Salah satu cara yang paling ampuh untuk menaklukan pujaan hati adalah dengan bermain pelet, santet atau sejenisnya. Tentu saja tradisi seperti ini masih begitu dibutuhkan oleh orang-orang yang punya latar belakang sakit hati karena ditolak cintanya oleh seorang perempuan, atau bahkan karena bisnisnya terancam. Hanya saja, praktik seperti itu berada di bawah penglihatan orang pada umumnya. Artinya jarang diketahui oleh orang umum, karena tujuannya yang memang jika diketahui orangnya (target) bisa menjadi masalah tersendiri.

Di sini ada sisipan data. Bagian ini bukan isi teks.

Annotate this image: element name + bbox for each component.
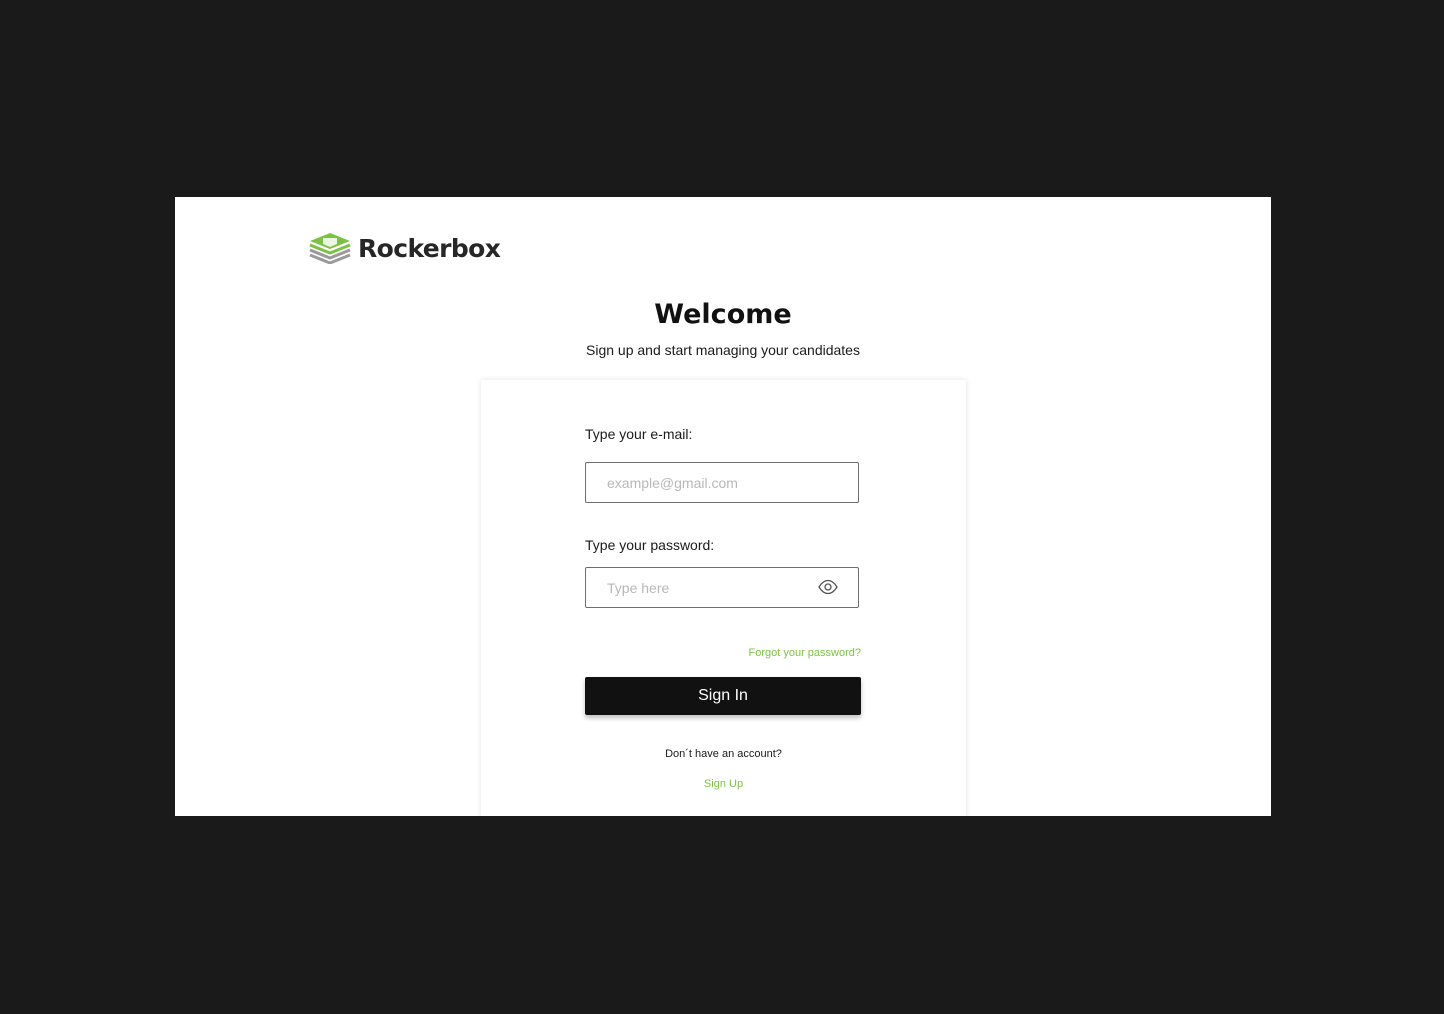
page-subtitle: Sign up and start managing your candidat… bbox=[586, 342, 860, 358]
brand-name: Rockerbox bbox=[358, 233, 501, 263]
no-account-text: Don´t have an account? bbox=[665, 748, 782, 760]
eye-icon[interactable] bbox=[818, 579, 838, 595]
sign-up-link[interactable]: Sign Up bbox=[481, 778, 966, 790]
page-title: Welcome bbox=[654, 299, 792, 330]
stacked-layers-logo-icon bbox=[309, 233, 351, 264]
login-screen: Rockerbox Welcome Sign up and start mana… bbox=[175, 197, 1271, 816]
brand-logo: Rockerbox bbox=[308, 231, 501, 265]
email-label: Type your e-mail: bbox=[585, 426, 693, 442]
sign-in-button[interactable]: Sign In bbox=[585, 677, 861, 715]
login-card: Type your e-mail: Type your password: Fo… bbox=[481, 380, 966, 816]
forgot-password-link[interactable]: Forgot your password? bbox=[585, 647, 862, 659]
email-field[interactable] bbox=[585, 462, 859, 503]
password-label: Type your password: bbox=[585, 537, 715, 553]
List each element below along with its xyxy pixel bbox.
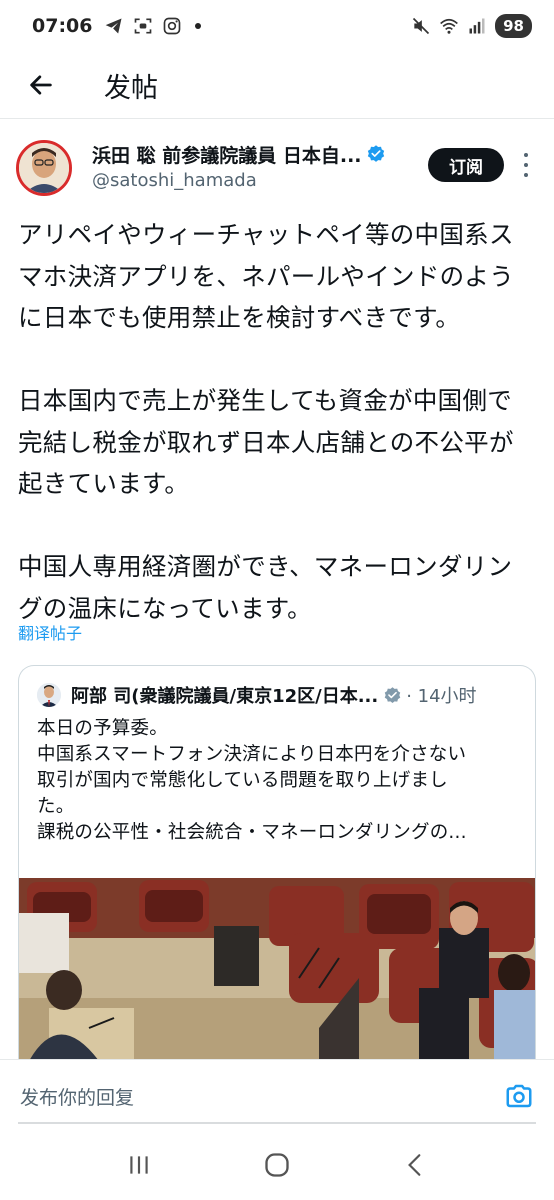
post-body: アリペイやウィーチャットペイ等の中国系ス マホ決済アプリを、ネパールやインドのよ… [18,214,540,629]
page-title: 发帖 [104,72,158,104]
mute-icon [413,17,430,35]
subscribe-button[interactable]: 订阅 [428,148,504,182]
reply-bar: 发布你的回复 [0,1068,554,1124]
post-line: アリペイやウィーチャットペイ等の中国系ス [18,220,514,249]
telegram-icon [106,18,122,34]
back-icon [408,1154,421,1176]
home-icon [265,1153,289,1177]
quoted-verified-badge-icon [384,686,401,703]
post-line: に日本でも使用禁止を検討すべきです。 [18,303,461,332]
system-back-button[interactable] [395,1145,435,1185]
verified-badge-icon [367,145,384,162]
quoted-post-time: · 14小时 [406,686,477,707]
translate-post-link[interactable]: 翻译帖子 [18,620,82,644]
reply-input[interactable]: 发布你的回复 [20,1083,134,1110]
post-line: マホ決済アプリを、ネパールやインドのよう [18,261,514,291]
header-divider [0,118,554,119]
content-divider [0,1059,554,1060]
wifi-icon [440,18,459,34]
quoted-line: 中国系スマートフォン決済により日本円を介さない [37,744,467,765]
post-paragraph: 中国人専用経済圏ができ、マネーロンダリン グの温床になっています。 [18,546,540,629]
screenshot-icon [135,18,152,34]
recent-apps-button[interactable] [119,1145,159,1185]
quoted-line: た。 [37,796,75,817]
quoted-post-text: 本日の予算委。 中国系スマートフォン決済により日本円を介さない 取引が国内で常態… [19,716,535,846]
author-avatar[interactable] [16,140,72,196]
camera-icon[interactable] [504,1081,534,1111]
post-line: 日本国内で売上が発生しても資金が中国側で [18,386,513,415]
home-button[interactable] [257,1145,297,1185]
system-nav-bar [0,1130,554,1200]
quoted-post-card[interactable]: 阿部 司(衆議院議員/東京12区/日本... · 14小时 本日の予算委。 中国… [18,665,536,1060]
quoted-line: 課税の公平性・社会統合・マネーロンダリングの... [37,822,467,843]
parliament-photo [19,878,535,1060]
status-icons-right: 98 [411,14,532,38]
page-header: 发帖 [0,52,554,118]
post-line: 起きています。 [18,469,190,498]
quoted-author-avatar [37,683,61,707]
instagram-icon [164,17,181,35]
post-line: 中国人専用経済圏ができ、マネーロンダリン [18,552,513,581]
post-line: 完結し税金が取れず日本人店舗との不公平が [18,427,514,457]
quoted-post-image[interactable] [19,878,535,1060]
author-handle[interactable]: @satoshi_hamada [92,170,392,191]
quoted-line: 取引が国内で常態化している問題を取り上げまし [37,770,448,791]
arrow-left-icon [30,75,52,95]
quoted-line: 本日の予算委。 [37,718,168,739]
status-time: 07:06 [32,15,93,37]
post-line: グの温床になっています。 [18,593,312,623]
post-paragraph: アリペイやウィーチャットペイ等の中国系ス マホ決済アプリを、ネパールやインドのよ… [18,214,540,339]
author-info: 浜田 聡 前参議院議員 日本自... @satoshi_hamada [92,140,392,191]
signal-icon [469,18,485,34]
quoted-author-name: 阿部 司(衆議院議員/東京12区/日本... [71,686,379,707]
author-avatar-image [19,143,69,193]
reply-underline [18,1122,536,1124]
notification-dot [195,23,202,29]
status-icons-left [104,16,202,36]
battery-indicator: 98 [495,14,532,38]
status-bar: 07:06 98 [0,0,554,52]
post-author-row: 浜田 聡 前参議院議員 日本自... @satoshi_hamada 订阅 [16,140,540,202]
back-button[interactable] [24,68,58,102]
post-paragraph: 日本国内で売上が発生しても資金が中国側で 完結し税金が取れず日本人店舗との不公平… [18,380,540,505]
more-options-icon[interactable] [516,150,536,180]
author-name-line: 浜田 聡 前参議院議員 日本自... [92,140,392,168]
author-name[interactable]: 浜田 聡 前参議院議員 日本自... [92,141,362,168]
recent-apps-icon [130,1156,148,1174]
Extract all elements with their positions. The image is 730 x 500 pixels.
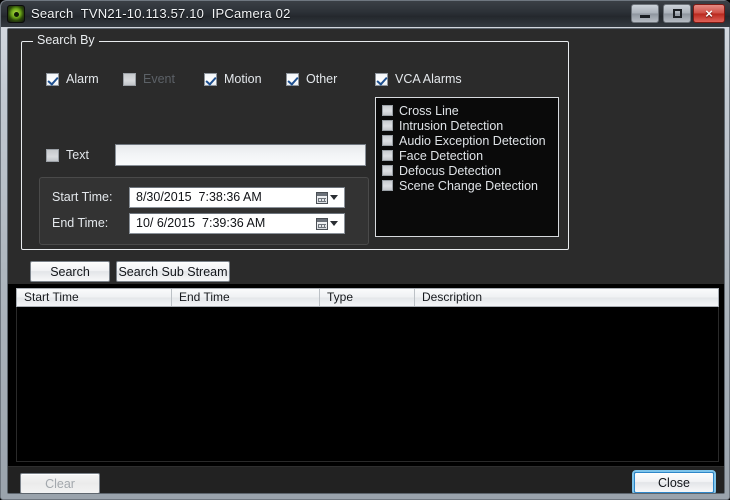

Santet, tenung, pelet dan sejenisnya merupakan praktik yang berkonotasi negatif, setidaknya itulah pengertian pada hari ini, kendati pada zaman dulu (ketika Patih Gajah Mada masih hidup) punya makna berbeda, karena fungsinya. Selain karena praktiknya yang ditutup-tutupi, ia juga sering menggunakan syarat yang nyeleneh membuat praktik semacam ini dicurigai sedemikian rupa sebagai praktik non islami dan syirik. Akibatnya, banyak kalangan menentang praktik-praktik seperti ini.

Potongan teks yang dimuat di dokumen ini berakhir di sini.